Exact pricing changes frequently. Always check provider pricing pages before budgeting. The multipliers above are illustrative ratios — the relative cost gap between tiers has been narrowing as efficient models improve.

Hidden Costs

  • Embedding generation — calls to an embedding model for every document and query in a RAG system; often overlooked in budget calculations
  • Vector database storage and query costs — Pinecone, Weaviate Cloud, and similar services charge for storage and read units
  • Observability platform — Langfuse cloud, LangSmith, or custom telemetry infrastructure
  • Fine-tuning compute — GPU hours for training; often underestimated in initial project budgets
  • Human review labour — sampling conversations for quality review; annotation for RLHF or evaluation datasets
  • Guardrails latency tax — additional classifier calls per request add indirect cost through infrastructure

Cost Attribution

By use case

Tag every LLM call with a use_case identifier. Essential for finding which feature is driving cost growth. A single use case consuming > 50% of spend warrants investigation.

By team

Tag with team identifier for chargeback. Makes teams accountable for their AI spend and creates incentives to optimise. Required for enterprise-scale governance.

By user

Track per-user spend to detect abuse and enforce fair-use limits. Useful for B2B SaaS: AI cost is a per-customer variable cost that must be factored into pricing.
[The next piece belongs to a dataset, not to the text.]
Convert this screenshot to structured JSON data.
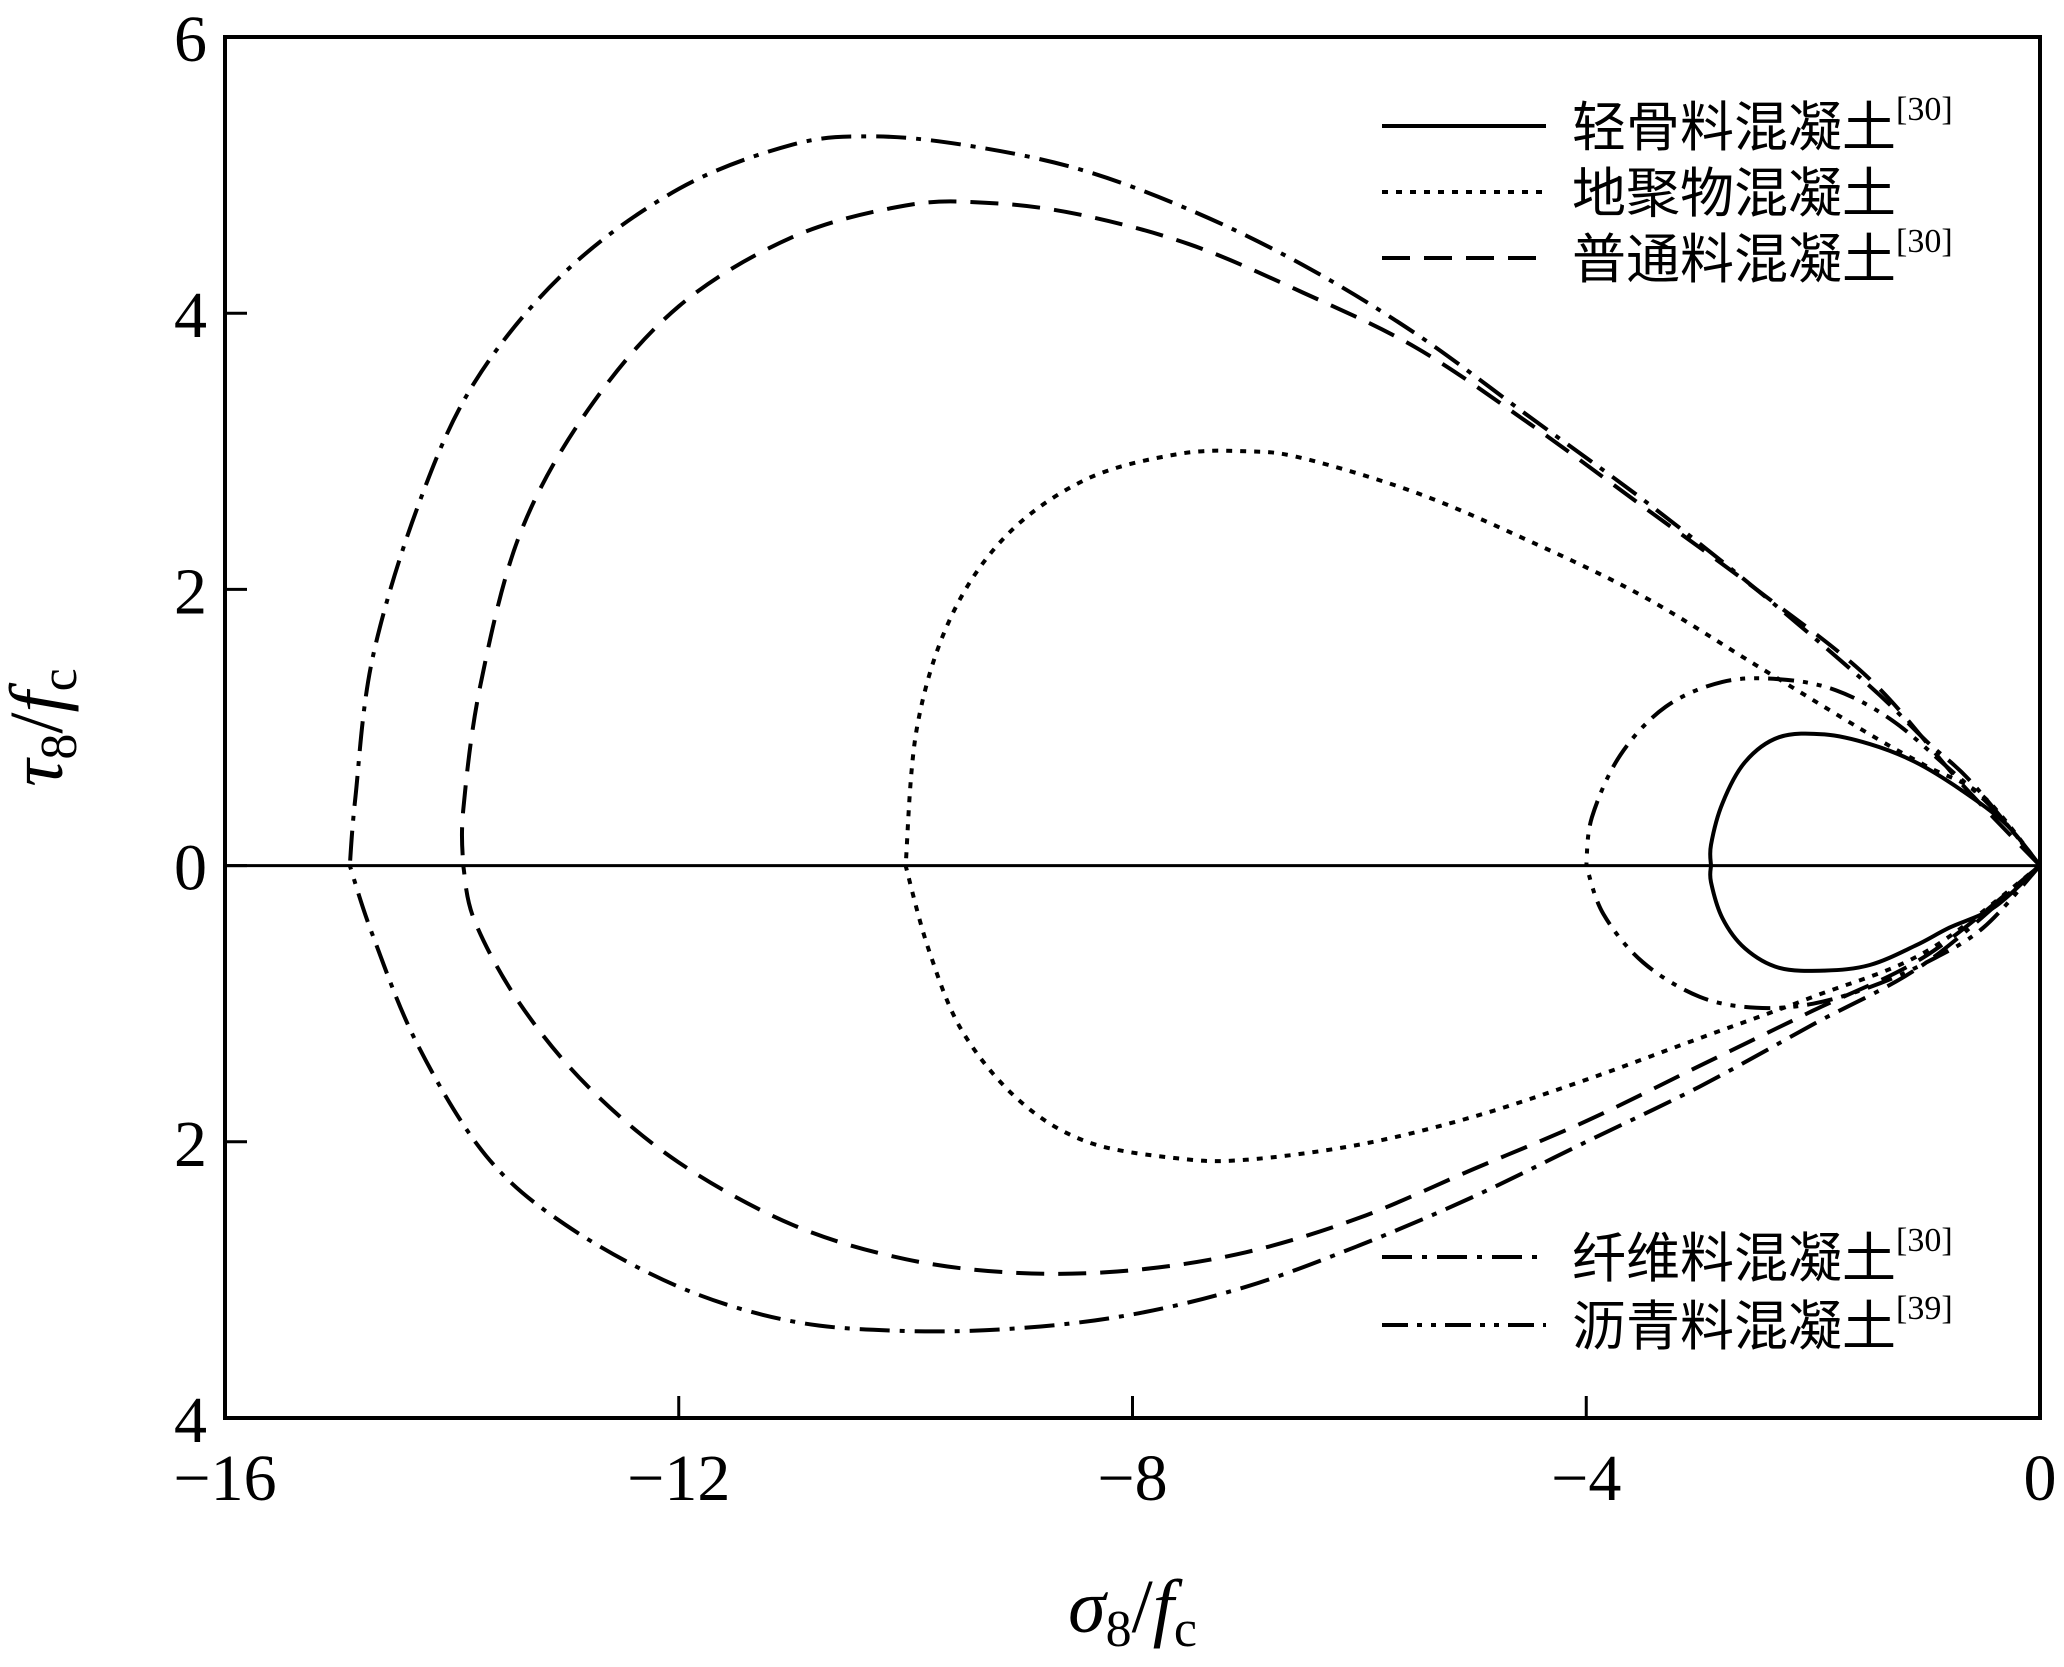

Checklist: Do You Understand This?

  • Calculate the monthly cost of a RAG chatbot with a 3,000-token system prompt, 2,000 average tokens of retrieved context, 500-token user message, and 400-token output, running 50,000 requests per day at Sonnet-tier pricing.
  • Why does not setting a max_tokens limit create a cost risk — not just a latency risk?
  • Name three hidden costs that are frequently omitted from AI project budget estimates.
  • What is the cost multiplier ratio between a frontier model and an efficient model, and what does it imply for routing strategy?
  • Why should every LLM call be tagged with a use_case identifier before it reaches the API?
  • How does prompt caching change the cost equation for a system with a large static system prompt?